Salão do Monastério Real de San Juan de la Peña

Na origem do Reino de Aragão

O surgimento do Monastério Velho de San Juan de la Peña continua sendo um grande mistério, em meio a informações que, com maior ou menor precisão, confundem detalhes históricos com relatos impressionantes, como a contada pelos guias oficiais do complexo... Diz a lenda, repetem eles, que um jovem nobre de nome Voto caçava nas cercanias do lugar quando avistou um cervo. Ao correr atrás da presa, despencou com seu cavalo no precipício, mas, milagrosamente, o animal caiu suavemente na terra. São e salvo no fundo do barranco, viu uma pequena cova na qual descobriu uma ermida dedicada a São João Batista e, no interior, o cadáver de um ermitão chamado João de Atarés. Voto retornou a Zaragoza, vendeu todos os seus bens e, juntamente com o irmão Félix, voltaram à cova e iniciaram uma vida eremítica.
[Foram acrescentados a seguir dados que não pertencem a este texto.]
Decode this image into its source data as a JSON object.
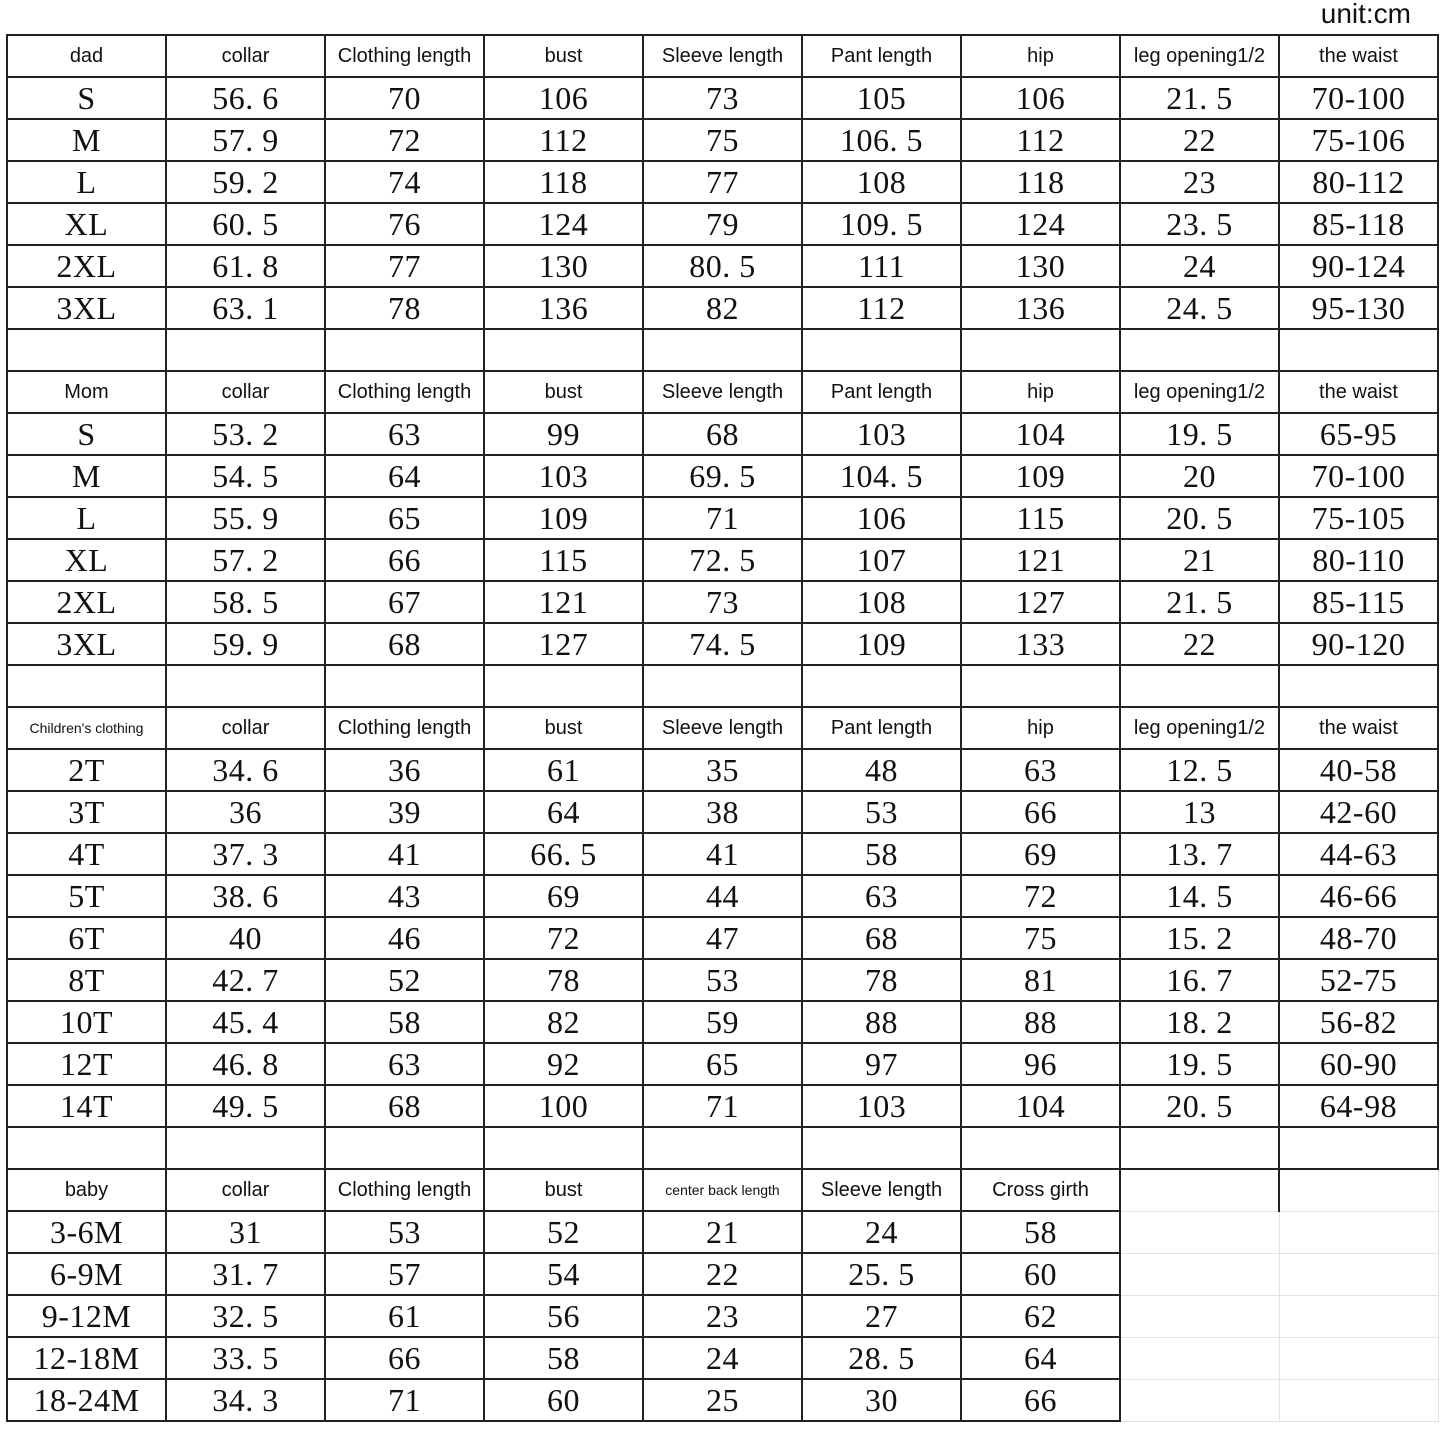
{
  "unit_label": "unit:cm",
  "sections": [
    {
      "headers": [
        "dad",
        "collar",
        "Clothing length",
        "bust",
        "Sleeve length",
        "Pant length",
        "hip",
        "leg opening1/2",
        "the waist"
      ],
      "rows": [
        [
          "S",
          "56. 6",
          "70",
          "106",
          "73",
          "105",
          "106",
          "21. 5",
          "70-100"
        ],
        [
          "M",
          "57. 9",
          "72",
          "112",
          "75",
          "106. 5",
          "112",
          "22",
          "75-106"
        ],
        [
          "L",
          "59. 2",
          "74",
          "118",
          "77",
          "108",
          "118",
          "23",
          "80-112"
        ],
        [
          "XL",
          "60. 5",
          "76",
          "124",
          "79",
          "109. 5",
          "124",
          "23. 5",
          "85-118"
        ],
        [
          "2XL",
          "61. 8",
          "77",
          "130",
          "80. 5",
          "111",
          "130",
          "24",
          "90-124"
        ],
        [
          "3XL",
          "63. 1",
          "78",
          "136",
          "82",
          "112",
          "136",
          "24. 5",
          "95-130"
        ]
      ]
    },
    {
      "headers": [
        "Mom",
        "collar",
        "Clothing length",
        "bust",
        "Sleeve length",
        "Pant length",
        "hip",
        "leg opening1/2",
        "the waist"
      ],
      "rows": [
        [
          "S",
          "53. 2",
          "63",
          "99",
          "68",
          "103",
          "104",
          "19. 5",
          "65-95"
        ],
        [
          "M",
          "54. 5",
          "64",
          "103",
          "69. 5",
          "104. 5",
          "109",
          "20",
          "70-100"
        ],
        [
          "L",
          "55. 9",
          "65",
          "109",
          "71",
          "106",
          "115",
          "20. 5",
          "75-105"
        ],
        [
          "XL",
          "57. 2",
          "66",
          "115",
          "72. 5",
          "107",
          "121",
          "21",
          "80-110"
        ],
        [
          "2XL",
          "58. 5",
          "67",
          "121",
          "73",
          "108",
          "127",
          "21. 5",
          "85-115"
        ],
        [
          "3XL",
          "59. 9",
          "68",
          "127",
          "74. 5",
          "109",
          "133",
          "22",
          "90-120"
        ]
      ]
    },
    {
      "headers": [
        "Children's clothing",
        "collar",
        "Clothing length",
        "bust",
        "Sleeve length",
        "Pant length",
        "hip",
        "leg opening1/2",
        "the waist"
      ],
      "rows": [
        [
          "2T",
          "34. 6",
          "36",
          "61",
          "35",
          "48",
          "63",
          "12. 5",
          "40-58"
        ],
        [
          "3T",
          "36",
          "39",
          "64",
          "38",
          "53",
          "66",
          "13",
          "42-60"
        ],
        [
          "4T",
          "37. 3",
          "41",
          "66. 5",
          "41",
          "58",
          "69",
          "13. 7",
          "44-63"
        ],
        [
          "5T",
          "38. 6",
          "43",
          "69",
          "44",
          "63",
          "72",
          "14. 5",
          "46-66"
        ],
        [
          "6T",
          "40",
          "46",
          "72",
          "47",
          "68",
          "75",
          "15. 2",
          "48-70"
        ],
        [
          "8T",
          "42. 7",
          "52",
          "78",
          "53",
          "78",
          "81",
          "16. 7",
          "52-75"
        ],
        [
          "10T",
          "45. 4",
          "58",
          "82",
          "59",
          "88",
          "88",
          "18. 2",
          "56-82"
        ],
        [
          "12T",
          "46. 8",
          "63",
          "92",
          "65",
          "97",
          "96",
          "19. 5",
          "60-90"
        ],
        [
          "14T",
          "49. 5",
          "68",
          "100",
          "71",
          "103",
          "104",
          "20. 5",
          "64-98"
        ]
      ]
    },
    {
      "headers": [
        "baby",
        "collar",
        "Clothing length",
        "bust",
        "center back length",
        "Sleeve length",
        "Cross girth"
      ],
      "rows": [
        [
          "3-6M",
          "31",
          "53",
          "52",
          "21",
          "24",
          "58"
        ],
        [
          "6-9M",
          "31. 7",
          "57",
          "54",
          "22",
          "25. 5",
          "60"
        ],
        [
          "9-12M",
          "32. 5",
          "61",
          "56",
          "23",
          "27",
          "62"
        ],
        [
          "12-18M",
          "33. 5",
          "66",
          "58",
          "24",
          "28. 5",
          "64"
        ],
        [
          "18-24M",
          "34. 3",
          "71",
          "60",
          "25",
          "30",
          "66"
        ]
      ]
    }
  ]
}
A lenda é interpretada pelo escritor Bizén d’o Rio Martínez, em texto publicado no informativo da Hermandad de San Juan de la Peña, em dezembro de 2007: “El encuentro del cuerpo incorrupto de Juan de Atarés debe de ser interpretado como muestra de que la cueva está impregnada de inmortalidad, y como lugar de inmortalidad será transmitido a través de los siglos, mediante ese museo de la muerte que son sus panteones, compuestos por el Real, de Nobles, monjes y de toda clase de personas que hacen donaciones, voto, promesas y entregas para ser enterrados en este sagrado recinto”.

No contexto da origem do Reino de Aragão, o Monastério tem importância fundamental. Teria ocorrido no local uma reunião entre guerreiros cristãos e os ermitães Voto e Félix, que decidem por aclamação nomear como seu líder Garcí Ximénez, que os conduziria à batalha para reconquistar as terras de Jaca e Aínsa, ocupadas pelos muçulmanos, um episódio que ficou conhecido como o milagre da aparição da Cruz del Sobrarbe, no alto de um carvalho.

Reinando em Pamplona, García Íñiguez e Galindo Aznarez I, conde de Aragão, passaram então a favorecer o Monastério. O rei Garcia Sanches I concedeu aos monges direito de jurisdição, e seus sucessores, até Sancho, o Grande, continuaram esta política de proteção. Ali passou seus primeiros anos San Íñigo. É no reinado de Sancho I que o Monastério se torna panteão dos reis de Aragão.

Esse Panteão Real está no piso superior do Monastério, onde durante cinco séculos foram enterrados monarcas navarros que reinaram em Aragão, os primeiros condes aragoneses e os três primeiros reis da dinastia ramirense, Ramiro I, Sancho Ramires e Pedro I, juntamente com suas esposas. O panteão ocupa as dependências da antiga sacristia da igreja alta, que data do século XI, e foi reformado por Carlos III, em 1770, seguindo as indicações de Dom José Nicolás de Azara e do conde de Aranda, que quis ser enterrado no átrio. A reforma só afetou a decoração, permanecendo os sepulcros no mesmo lugar. Levantou-se diante deles uma parede na qual se colocaram lâminas de bronze com as inscrições correspondentes, distribuiu-se pela sala uma profusão de estuques e mármores, colocando na parede fronteira uns medalhões com relevos que representam cenas de lendárias batalhas.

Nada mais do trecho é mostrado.